Triangular Constellations in Flows

etc15 Tracking Number 419

Particles advected on the surface of a fluid can exhibit fractal clustering. The local structure of a fractal set is described by its dimension $D$, which is the exponent of a power-law relating the mass ${\cal N}$ in a ball to its radius $\varepsilon$: ${\cal N}\sim \varepsilon^D$. It is desirable to characterise the {\em shapes} of constellations of points sampling a fractal measure, as well as their masses. The simplest example is the distribution of shapes of triangles formed by triplets of points, which we investigate for fractals generated by chaotic dynamical systems. The most significant parameter describing the triangle shape is the ratio $z$ of its area to the radius of gyration squared.
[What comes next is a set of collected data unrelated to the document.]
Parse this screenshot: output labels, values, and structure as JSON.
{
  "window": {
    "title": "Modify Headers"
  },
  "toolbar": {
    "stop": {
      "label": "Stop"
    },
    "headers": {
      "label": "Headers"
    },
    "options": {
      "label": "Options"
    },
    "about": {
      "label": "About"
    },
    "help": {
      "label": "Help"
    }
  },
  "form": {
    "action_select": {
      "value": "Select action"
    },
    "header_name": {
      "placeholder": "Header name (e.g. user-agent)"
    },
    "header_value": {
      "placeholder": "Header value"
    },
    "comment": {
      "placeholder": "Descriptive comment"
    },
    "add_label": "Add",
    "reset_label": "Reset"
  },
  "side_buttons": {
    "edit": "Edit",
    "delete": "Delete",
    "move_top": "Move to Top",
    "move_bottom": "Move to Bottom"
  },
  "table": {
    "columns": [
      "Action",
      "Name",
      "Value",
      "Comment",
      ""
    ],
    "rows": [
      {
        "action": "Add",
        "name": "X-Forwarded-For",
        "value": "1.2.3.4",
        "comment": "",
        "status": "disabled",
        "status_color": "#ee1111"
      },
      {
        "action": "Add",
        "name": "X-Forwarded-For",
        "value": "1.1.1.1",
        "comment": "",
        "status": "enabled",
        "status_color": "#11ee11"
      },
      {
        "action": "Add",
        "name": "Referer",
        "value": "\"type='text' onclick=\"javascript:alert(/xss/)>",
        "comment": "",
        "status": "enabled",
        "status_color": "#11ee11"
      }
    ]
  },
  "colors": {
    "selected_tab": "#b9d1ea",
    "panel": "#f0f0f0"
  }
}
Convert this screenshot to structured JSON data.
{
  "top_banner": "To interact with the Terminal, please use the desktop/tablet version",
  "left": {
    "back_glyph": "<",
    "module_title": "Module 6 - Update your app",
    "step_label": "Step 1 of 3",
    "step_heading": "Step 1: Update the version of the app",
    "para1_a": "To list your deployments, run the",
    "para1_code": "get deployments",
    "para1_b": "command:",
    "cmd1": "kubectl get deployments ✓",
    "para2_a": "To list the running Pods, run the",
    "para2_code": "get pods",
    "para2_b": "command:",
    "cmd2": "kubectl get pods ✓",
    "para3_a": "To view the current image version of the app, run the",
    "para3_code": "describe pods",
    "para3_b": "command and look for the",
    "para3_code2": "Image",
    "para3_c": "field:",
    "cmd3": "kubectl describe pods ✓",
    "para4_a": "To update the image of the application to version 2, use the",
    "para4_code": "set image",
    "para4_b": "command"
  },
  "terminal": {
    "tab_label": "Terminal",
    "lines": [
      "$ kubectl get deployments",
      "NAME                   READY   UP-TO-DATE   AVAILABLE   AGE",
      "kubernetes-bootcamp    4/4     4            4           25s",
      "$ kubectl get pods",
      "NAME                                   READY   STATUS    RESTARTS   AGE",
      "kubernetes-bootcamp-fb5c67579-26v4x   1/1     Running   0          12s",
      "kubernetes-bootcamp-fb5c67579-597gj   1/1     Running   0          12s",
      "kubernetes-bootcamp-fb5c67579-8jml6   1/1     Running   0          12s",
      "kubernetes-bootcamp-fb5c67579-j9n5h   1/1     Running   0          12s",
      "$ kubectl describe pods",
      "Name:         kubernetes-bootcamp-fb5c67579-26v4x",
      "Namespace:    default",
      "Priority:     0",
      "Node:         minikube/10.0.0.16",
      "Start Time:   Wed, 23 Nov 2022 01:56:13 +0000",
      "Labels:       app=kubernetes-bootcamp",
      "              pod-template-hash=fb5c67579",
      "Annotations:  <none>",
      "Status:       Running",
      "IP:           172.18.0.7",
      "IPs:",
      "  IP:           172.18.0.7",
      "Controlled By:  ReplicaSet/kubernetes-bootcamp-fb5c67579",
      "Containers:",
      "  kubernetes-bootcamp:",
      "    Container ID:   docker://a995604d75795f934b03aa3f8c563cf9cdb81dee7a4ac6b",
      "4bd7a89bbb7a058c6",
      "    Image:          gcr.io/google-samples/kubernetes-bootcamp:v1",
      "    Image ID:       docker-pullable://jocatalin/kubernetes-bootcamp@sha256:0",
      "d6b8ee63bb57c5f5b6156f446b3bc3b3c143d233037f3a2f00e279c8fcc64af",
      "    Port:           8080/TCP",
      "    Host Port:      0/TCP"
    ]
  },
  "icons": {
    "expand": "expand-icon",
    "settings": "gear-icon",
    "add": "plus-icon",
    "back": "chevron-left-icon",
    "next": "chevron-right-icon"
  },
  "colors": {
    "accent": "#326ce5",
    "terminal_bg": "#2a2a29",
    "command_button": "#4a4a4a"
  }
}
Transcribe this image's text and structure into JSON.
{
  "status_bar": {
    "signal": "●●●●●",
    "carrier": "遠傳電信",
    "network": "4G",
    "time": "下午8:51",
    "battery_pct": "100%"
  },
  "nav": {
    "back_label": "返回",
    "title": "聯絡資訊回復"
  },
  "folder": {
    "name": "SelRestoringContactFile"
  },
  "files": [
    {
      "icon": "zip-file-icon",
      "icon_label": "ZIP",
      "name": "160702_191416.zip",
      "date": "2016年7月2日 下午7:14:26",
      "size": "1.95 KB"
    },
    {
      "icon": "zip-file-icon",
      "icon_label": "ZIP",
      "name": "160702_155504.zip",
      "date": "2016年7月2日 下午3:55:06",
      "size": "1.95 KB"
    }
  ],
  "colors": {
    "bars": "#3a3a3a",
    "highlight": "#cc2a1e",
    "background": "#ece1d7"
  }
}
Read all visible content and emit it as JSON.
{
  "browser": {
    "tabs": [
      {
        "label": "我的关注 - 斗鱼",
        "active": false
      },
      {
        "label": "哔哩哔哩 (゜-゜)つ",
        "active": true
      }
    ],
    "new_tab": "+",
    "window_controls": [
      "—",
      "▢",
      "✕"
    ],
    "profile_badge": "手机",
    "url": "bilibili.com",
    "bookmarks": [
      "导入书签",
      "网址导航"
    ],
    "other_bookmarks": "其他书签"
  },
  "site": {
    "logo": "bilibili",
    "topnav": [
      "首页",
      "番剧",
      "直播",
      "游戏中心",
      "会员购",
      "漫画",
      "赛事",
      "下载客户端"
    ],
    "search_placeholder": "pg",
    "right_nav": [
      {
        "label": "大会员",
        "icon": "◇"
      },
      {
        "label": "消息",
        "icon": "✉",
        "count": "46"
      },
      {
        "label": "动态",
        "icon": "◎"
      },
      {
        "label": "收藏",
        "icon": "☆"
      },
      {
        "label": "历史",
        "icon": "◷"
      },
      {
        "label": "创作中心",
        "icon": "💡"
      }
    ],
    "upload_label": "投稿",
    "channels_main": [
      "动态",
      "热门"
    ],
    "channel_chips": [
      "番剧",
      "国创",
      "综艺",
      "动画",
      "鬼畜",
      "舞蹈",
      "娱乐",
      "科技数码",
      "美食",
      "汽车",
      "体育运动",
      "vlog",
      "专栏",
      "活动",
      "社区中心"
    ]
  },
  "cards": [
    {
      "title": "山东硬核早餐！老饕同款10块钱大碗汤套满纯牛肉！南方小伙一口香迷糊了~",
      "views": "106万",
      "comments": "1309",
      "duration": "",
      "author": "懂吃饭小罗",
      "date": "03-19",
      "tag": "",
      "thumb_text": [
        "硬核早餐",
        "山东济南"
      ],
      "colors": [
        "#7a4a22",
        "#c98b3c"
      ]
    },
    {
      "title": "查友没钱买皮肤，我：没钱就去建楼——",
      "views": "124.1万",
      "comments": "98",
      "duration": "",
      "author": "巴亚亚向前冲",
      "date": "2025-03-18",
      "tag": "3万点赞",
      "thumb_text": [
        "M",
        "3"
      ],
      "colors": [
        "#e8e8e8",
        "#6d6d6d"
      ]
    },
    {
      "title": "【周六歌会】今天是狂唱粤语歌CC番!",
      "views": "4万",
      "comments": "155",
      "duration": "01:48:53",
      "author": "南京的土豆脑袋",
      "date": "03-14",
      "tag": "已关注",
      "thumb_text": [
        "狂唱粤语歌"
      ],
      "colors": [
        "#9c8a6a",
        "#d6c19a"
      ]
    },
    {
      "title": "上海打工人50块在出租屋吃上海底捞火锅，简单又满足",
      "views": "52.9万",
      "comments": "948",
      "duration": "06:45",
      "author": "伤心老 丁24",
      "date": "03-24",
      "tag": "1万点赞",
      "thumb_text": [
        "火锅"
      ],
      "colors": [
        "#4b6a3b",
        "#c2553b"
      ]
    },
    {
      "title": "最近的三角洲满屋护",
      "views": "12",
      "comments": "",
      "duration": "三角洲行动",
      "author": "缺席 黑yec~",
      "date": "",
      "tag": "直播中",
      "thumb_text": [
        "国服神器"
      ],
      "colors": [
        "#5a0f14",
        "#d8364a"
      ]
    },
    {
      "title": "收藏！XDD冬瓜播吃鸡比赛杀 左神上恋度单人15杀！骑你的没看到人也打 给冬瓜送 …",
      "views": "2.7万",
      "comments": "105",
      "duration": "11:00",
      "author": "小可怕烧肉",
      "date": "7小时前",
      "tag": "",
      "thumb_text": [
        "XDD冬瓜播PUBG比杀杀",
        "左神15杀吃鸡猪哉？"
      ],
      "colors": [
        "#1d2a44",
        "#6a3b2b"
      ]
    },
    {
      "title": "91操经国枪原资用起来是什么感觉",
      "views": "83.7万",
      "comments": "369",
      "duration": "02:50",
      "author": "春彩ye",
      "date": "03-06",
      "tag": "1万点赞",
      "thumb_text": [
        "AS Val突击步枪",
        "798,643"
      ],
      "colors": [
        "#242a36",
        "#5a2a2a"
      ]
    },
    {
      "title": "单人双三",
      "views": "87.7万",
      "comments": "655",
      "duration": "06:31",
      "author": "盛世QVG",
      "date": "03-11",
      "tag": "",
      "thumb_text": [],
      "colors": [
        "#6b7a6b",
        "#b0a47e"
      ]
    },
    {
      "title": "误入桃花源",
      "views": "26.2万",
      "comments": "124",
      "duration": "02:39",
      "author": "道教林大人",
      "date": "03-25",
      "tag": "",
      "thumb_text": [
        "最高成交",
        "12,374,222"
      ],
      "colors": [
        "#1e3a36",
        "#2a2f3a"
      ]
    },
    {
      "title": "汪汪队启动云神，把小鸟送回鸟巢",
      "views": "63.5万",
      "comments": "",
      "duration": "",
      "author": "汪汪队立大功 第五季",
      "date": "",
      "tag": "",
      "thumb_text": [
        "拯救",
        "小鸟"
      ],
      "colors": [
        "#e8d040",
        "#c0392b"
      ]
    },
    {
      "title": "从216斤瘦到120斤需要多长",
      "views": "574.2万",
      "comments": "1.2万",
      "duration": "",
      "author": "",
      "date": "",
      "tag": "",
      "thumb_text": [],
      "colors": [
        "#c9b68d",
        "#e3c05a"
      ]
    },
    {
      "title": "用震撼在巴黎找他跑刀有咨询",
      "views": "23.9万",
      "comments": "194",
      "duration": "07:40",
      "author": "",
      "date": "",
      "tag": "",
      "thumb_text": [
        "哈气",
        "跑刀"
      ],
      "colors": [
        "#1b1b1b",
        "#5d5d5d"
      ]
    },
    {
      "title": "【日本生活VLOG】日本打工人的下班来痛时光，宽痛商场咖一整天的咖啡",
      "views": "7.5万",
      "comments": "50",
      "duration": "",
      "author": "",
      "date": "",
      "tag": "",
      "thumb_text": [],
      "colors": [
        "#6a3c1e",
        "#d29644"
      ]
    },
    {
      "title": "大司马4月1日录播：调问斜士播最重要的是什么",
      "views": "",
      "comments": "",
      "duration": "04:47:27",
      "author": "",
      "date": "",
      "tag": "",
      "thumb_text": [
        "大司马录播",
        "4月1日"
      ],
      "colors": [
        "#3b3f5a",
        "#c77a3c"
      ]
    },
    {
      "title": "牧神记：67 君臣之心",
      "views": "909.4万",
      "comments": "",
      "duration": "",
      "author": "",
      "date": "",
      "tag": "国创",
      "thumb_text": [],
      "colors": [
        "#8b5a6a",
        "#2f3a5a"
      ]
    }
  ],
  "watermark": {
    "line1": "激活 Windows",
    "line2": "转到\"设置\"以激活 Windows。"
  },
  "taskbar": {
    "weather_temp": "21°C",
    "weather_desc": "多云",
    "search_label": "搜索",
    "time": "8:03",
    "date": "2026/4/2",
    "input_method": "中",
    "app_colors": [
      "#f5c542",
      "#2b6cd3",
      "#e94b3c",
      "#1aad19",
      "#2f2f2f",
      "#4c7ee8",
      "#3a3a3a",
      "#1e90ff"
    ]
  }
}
We show that the probability density of $z$ has a phase transition: $P(z)$ is independent of $\varepsilon$ and approximately uniform below a critical flow compressibility $\beta_{\rm c}$, which we estimate. For $\beta>\beta_{\rm c}$ the distribution appears to be described by two power laws: $P(z)\sim z^{\alpha_1}$ when $1\gg z\gg z_{\rm c}(\varepsilon)$, and $P(z)\sim z^{\alpha_2}$ when $z\ll z_{\rm c}(\varepsilon)$.